Middlemore Hospital Hero

Middlemore Hospital Facilities Modernisation Project


Since 1995, Hawkins has been deeply involved with the redevelopment of the Middlemore Hospital complex. We have carried out a range of projects at the hospital, from pre-build to fit-out, working within the constraints of a fully functioning healthcare facility. The quality that Hawkins achieved on the projects is now being used as a benchmark for other Middlemore projects. Hawkins signed a partnering charter that became the basis for all subsequent projects for the hospital.

Following on from Hawkins’ involvement on Stage 1 of Middlemore Hospital's facilities modernisation project" (FMP), FMP Stage 2 works included a variety of projects.

The extension of the Adult Medical Centre (originally constructed by Hawkins) saw the existing top floor being fitted out above the operational wards below, and two additional floors (levels 4 and 5) and a plant room constructed above the existing top floor. A new catheterisation laboratory was also developed. This involved the removal of the existing roof from the whole building and temporarily waterproofing the exposed slab to protect the wards below. The construction of the new structure consisted of in situ columns, precast beams, ribs and infills, structural steel columns and beams together with steel roof purlins on the top floor.

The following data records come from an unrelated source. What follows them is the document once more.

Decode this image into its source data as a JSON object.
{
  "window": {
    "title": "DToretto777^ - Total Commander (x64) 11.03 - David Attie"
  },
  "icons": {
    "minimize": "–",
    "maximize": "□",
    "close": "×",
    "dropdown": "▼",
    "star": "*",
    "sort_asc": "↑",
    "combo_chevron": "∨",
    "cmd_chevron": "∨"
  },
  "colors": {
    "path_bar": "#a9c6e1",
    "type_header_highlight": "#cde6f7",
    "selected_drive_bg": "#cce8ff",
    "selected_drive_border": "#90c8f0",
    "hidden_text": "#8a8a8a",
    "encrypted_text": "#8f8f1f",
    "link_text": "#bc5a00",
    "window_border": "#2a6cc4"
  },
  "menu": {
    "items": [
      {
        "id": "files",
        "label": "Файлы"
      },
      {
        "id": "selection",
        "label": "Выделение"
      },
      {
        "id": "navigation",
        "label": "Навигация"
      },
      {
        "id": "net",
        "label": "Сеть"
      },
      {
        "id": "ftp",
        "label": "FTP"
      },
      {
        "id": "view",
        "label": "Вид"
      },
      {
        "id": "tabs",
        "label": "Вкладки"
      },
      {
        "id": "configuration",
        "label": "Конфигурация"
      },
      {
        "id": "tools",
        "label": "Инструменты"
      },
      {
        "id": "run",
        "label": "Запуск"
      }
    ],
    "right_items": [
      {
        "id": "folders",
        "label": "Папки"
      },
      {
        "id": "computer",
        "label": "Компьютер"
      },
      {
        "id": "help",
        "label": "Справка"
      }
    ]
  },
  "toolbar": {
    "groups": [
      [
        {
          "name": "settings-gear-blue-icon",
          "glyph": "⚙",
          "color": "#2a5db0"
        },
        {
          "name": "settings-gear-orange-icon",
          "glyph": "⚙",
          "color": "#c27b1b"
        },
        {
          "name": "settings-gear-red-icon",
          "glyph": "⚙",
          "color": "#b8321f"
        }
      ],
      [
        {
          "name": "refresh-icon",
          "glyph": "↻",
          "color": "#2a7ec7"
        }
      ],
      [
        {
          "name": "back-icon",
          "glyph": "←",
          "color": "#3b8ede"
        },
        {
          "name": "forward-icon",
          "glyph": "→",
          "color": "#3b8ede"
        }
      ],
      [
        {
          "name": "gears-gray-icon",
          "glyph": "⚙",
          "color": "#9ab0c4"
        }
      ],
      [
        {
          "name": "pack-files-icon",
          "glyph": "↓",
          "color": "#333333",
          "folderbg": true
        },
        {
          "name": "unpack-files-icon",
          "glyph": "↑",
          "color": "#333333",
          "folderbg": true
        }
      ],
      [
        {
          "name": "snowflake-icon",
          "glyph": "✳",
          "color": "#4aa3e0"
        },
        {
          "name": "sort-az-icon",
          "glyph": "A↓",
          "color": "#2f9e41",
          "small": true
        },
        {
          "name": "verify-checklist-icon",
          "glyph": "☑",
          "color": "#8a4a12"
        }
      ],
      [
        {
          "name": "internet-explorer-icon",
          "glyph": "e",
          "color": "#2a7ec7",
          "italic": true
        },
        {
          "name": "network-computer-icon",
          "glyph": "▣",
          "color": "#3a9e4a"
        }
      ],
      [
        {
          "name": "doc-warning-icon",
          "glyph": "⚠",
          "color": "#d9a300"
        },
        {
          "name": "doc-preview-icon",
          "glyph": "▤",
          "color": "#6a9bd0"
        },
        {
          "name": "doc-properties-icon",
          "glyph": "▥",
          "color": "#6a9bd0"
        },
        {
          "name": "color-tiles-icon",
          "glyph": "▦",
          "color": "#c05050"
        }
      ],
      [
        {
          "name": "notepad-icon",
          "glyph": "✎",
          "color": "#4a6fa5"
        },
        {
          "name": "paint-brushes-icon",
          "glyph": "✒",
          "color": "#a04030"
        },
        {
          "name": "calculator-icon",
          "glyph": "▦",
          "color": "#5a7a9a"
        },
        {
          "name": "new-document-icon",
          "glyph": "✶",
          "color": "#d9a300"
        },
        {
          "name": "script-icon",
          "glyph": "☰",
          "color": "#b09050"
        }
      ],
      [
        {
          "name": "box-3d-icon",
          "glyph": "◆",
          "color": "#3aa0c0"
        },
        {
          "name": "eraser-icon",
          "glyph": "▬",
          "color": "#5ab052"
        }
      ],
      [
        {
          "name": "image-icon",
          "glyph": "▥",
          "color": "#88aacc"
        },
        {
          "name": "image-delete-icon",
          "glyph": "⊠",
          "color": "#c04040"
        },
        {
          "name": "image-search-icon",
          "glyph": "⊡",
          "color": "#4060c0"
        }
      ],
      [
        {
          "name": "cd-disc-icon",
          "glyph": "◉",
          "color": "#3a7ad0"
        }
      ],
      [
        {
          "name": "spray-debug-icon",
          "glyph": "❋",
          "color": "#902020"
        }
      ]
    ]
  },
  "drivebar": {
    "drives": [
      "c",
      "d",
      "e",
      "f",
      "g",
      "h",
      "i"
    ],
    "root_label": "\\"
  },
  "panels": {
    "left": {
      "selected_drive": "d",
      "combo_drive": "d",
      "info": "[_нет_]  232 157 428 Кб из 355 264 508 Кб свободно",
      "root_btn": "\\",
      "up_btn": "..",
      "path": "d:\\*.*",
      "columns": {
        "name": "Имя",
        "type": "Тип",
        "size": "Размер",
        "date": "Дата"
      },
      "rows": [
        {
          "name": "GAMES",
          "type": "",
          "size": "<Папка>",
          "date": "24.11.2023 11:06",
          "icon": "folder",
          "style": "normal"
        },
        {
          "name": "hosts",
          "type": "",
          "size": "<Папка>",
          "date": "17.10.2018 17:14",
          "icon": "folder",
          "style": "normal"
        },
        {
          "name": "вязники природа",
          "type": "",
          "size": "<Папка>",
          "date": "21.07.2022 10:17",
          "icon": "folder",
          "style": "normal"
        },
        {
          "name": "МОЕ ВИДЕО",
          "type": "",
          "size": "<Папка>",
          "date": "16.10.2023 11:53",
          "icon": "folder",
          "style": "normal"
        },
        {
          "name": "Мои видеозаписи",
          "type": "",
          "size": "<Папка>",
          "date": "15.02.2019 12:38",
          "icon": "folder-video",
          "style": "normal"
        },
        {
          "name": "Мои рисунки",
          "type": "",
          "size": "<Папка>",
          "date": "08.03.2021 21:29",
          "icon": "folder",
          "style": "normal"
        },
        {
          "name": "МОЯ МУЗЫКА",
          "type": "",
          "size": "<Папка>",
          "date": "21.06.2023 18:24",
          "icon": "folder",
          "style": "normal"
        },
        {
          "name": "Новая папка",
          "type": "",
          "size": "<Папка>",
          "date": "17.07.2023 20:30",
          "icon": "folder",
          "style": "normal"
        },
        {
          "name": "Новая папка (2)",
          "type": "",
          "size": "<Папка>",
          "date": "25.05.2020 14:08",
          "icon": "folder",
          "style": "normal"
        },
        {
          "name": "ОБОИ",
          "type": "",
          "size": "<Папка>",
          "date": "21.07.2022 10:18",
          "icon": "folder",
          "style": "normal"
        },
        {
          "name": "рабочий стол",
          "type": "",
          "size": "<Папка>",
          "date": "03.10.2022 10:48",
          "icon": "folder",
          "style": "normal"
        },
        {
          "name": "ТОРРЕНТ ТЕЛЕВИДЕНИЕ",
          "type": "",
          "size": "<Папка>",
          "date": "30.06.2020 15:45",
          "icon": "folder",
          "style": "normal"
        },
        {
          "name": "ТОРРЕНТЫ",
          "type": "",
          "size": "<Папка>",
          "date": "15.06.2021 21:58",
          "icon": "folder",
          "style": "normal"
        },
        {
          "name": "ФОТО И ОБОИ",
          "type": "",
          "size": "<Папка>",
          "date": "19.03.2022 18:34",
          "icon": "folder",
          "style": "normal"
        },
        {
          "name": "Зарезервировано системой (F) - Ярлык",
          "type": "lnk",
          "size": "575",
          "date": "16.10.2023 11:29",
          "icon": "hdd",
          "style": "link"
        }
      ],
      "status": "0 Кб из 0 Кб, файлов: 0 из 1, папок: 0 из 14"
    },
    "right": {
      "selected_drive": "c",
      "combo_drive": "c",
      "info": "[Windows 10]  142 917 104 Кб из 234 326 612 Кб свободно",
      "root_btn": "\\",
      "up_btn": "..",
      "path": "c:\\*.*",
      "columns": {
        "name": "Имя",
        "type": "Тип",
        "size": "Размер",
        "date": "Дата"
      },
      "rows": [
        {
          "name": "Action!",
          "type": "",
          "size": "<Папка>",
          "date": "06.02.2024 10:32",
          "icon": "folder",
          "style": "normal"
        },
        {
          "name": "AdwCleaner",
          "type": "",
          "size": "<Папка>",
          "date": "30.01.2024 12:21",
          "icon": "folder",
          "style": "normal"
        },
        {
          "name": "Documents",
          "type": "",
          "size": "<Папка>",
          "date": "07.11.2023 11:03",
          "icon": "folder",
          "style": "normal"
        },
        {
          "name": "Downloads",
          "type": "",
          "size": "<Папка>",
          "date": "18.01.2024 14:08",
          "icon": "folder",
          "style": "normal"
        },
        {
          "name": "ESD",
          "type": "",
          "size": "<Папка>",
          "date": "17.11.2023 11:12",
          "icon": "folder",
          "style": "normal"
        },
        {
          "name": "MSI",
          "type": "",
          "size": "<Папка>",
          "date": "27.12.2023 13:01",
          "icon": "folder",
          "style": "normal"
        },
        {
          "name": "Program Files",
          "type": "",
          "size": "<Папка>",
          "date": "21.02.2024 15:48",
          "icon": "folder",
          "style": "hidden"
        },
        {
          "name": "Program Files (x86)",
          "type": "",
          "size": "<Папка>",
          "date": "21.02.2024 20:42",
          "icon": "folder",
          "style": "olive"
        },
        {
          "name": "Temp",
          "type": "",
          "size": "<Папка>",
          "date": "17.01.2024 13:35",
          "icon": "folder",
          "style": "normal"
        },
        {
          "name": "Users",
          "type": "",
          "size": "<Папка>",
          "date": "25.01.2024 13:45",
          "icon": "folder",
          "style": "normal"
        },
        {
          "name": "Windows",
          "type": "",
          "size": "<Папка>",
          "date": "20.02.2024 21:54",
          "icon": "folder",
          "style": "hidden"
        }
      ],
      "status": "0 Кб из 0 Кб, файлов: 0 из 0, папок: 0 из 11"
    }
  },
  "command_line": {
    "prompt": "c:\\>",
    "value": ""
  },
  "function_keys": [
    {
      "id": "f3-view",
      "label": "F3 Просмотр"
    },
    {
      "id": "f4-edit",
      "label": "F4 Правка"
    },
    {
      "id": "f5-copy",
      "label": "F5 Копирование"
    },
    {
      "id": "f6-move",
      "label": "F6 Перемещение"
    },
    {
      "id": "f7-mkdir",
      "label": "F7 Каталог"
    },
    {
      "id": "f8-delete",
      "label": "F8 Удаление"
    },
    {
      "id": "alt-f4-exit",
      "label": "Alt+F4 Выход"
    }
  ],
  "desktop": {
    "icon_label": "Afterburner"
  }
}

Other facilities incorporated into FMP Stage 2 works included the fit-out of a new neo-natal intensive care unit, the creation of a National Burns Centre and extensive work in the diversion of main services infrastructure within the existing tunnels to allow corridors and associated access areas systems to be reconfigured.

Regular construction impact meetings were held to ensure excellent communication about planned construction activities and to minimise the impact of the works on the hospital's operational requirements. Key contact points for hospital and Hawkins staff were established so that sensitive times in hospital activities could be considered, particularly when construction generates noise. All construction was completely separated from the working hospital areas, with solid hoardings to reduce noise, and aid infection control.